The EU Water Framework Directive now provides for a further purification stage, and more and more 4th purification stages are being installed in Germany too. They hold back trace substances, for example through so-called ozonation or activated carbon filtration. “But many active ingredients such as X-ray contrast media just rush through there,” says Maack from Uba. Various other measures are therefore being discussed, such as an environmental compatibility traffic light as additional information for specialist staff. “Active ingredients such as diclofenac should no longer be sold without a prescription,” says Maack, another possibility.
Health mentality needs to change
Maack is convinced that the diclofenac ointments are often not medically necessary – with the exception of arthritis. “People need to be much more aware of what they put into the environment when they use it.” Experts have been emphasizing for years that the mentality when it comes to health issues in Germany must change fundamentally: more willingness to take action, such as a better diet and a higher level of exercise, is necessary. “Part of the problem is that there’s a common belief that a drug or treatment should fix every disease and you don’t have to do anything yourself,” says Maack.
In Germany, thousands of tons of biologically active substances from human and veterinary medicine are currently released into the environment via waste water, sewage sludge and liquid manure. More than 2000 different substances are on the market. The problem will become more explosive: the baby boomer generation is reaching retirement age – and older people in particular are taking a lot of medication. Compared to 2015, an up to 70 percent increase in the use of prescription drugs can be expected by 2045, says UBA expert Maack.
Substances add up in the environment
In addition, the amounts of many substances in the environment add up. “Drugs are often very stable compared to other chemicals,” explains Maack. After all, they are created to survive inhospitable parts of the body such as the gastrointestinal tract and passages through cell walls. In the environment, they are often only broken down very poorly and retain their biological effectiveness for a long time.

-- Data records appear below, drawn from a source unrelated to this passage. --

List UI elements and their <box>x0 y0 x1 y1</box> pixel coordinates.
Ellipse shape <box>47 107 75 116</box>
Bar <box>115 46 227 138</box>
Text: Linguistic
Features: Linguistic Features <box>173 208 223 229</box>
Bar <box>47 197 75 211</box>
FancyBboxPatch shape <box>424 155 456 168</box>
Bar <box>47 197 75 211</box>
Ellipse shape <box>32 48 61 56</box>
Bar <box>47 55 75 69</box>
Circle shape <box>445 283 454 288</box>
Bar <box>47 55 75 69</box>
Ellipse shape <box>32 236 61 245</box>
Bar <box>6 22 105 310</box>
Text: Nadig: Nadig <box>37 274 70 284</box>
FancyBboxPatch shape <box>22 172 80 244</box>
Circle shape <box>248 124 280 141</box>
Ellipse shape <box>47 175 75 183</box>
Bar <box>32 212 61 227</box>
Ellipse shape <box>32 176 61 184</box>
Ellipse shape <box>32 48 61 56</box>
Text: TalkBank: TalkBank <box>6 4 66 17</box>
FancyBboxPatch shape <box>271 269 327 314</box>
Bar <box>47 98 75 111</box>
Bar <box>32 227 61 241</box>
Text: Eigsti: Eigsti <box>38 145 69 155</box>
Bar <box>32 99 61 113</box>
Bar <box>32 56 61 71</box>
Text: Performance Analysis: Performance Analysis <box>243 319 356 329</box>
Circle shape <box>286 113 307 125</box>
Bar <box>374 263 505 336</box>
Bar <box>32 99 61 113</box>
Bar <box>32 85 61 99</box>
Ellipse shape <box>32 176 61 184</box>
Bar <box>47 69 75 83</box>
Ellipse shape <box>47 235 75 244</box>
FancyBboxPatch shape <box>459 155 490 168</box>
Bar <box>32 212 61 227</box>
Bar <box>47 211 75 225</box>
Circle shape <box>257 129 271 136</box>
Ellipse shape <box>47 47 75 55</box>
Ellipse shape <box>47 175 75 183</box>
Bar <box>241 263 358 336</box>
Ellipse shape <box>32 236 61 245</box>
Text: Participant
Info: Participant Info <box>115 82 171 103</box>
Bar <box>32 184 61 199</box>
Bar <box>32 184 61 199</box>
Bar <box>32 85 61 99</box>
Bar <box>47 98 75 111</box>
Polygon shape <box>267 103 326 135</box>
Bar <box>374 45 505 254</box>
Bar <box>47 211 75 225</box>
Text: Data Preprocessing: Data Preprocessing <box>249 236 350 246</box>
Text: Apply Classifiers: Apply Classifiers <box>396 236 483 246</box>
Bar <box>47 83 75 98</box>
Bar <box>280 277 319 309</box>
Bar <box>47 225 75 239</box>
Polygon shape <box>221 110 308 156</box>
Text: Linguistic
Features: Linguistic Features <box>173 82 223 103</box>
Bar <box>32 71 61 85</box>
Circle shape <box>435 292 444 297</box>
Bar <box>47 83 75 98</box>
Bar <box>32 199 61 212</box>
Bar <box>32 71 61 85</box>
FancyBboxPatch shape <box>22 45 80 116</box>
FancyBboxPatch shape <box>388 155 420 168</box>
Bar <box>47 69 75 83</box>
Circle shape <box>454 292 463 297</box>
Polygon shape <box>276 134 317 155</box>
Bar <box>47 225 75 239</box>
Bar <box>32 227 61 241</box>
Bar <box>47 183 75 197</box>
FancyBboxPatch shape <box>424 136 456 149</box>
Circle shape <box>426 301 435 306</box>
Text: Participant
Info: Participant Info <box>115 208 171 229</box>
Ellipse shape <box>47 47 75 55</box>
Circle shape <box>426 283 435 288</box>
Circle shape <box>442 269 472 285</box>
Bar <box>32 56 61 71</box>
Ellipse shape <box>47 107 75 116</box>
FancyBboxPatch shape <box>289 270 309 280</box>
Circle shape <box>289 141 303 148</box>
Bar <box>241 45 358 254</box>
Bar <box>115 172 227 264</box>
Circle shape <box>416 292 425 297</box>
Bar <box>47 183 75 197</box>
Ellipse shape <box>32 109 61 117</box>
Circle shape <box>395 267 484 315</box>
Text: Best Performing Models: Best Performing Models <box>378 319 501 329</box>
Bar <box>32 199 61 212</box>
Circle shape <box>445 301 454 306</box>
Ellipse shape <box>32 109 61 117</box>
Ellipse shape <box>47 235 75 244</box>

When it comes to new developments, pharmaceutical companies pay attention to an even longer shelf life – for example, so that medicines only have to be taken once a day instead of twice a day, says Maack. So far, no attention has been paid to environmental compatibility during development. The pharmaceutical company association vfa states that it is only possible to a limited extent to develop chemical-synthetic active ingredients that are readily biodegradable from the outset.

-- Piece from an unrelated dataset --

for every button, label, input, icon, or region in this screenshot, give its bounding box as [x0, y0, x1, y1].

Substances also get into drinking water
More and more, more and more durable: What does that ultimately do? It is difficult to unequivocally prove concrete consequences. Reliable connections have not yet been recorded for humans. Phenomena observed in the environment can only rarely be traced back to individual pollutants because there are countless pollutants and influencing factors that typically interact in a complex network, as Maack explains. In addition, there are chronic effects and changes in the genetic material, which are even more difficult to track down.

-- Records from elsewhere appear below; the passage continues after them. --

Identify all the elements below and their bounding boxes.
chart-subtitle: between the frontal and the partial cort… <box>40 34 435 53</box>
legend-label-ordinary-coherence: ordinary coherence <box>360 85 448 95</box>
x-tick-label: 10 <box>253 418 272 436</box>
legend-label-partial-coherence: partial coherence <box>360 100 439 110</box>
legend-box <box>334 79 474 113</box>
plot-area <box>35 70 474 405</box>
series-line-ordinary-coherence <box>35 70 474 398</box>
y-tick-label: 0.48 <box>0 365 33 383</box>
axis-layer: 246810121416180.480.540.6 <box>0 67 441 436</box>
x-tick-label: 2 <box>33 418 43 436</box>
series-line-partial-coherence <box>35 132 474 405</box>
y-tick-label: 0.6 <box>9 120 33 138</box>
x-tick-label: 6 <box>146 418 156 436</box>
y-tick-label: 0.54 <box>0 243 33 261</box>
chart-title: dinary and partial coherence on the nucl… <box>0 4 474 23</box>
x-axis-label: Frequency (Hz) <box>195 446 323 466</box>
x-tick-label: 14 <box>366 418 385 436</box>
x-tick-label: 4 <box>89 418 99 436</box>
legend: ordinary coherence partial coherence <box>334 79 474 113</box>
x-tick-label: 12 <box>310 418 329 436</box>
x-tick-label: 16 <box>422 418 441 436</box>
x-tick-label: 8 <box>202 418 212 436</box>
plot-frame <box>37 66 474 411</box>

What is clear is that the substances inevitably get into drinking water and mineral water through the withdrawal of water from bodies of water and groundwater. “It’s not necessarily less polluted than water from the tap,” says Maack. The concentrations are usually far away from the therapeutically effective ones. However, the possible long-term consequences for humans and potential interactions are completely unclear, Maack points out. “We are all the long-term subjects for this.”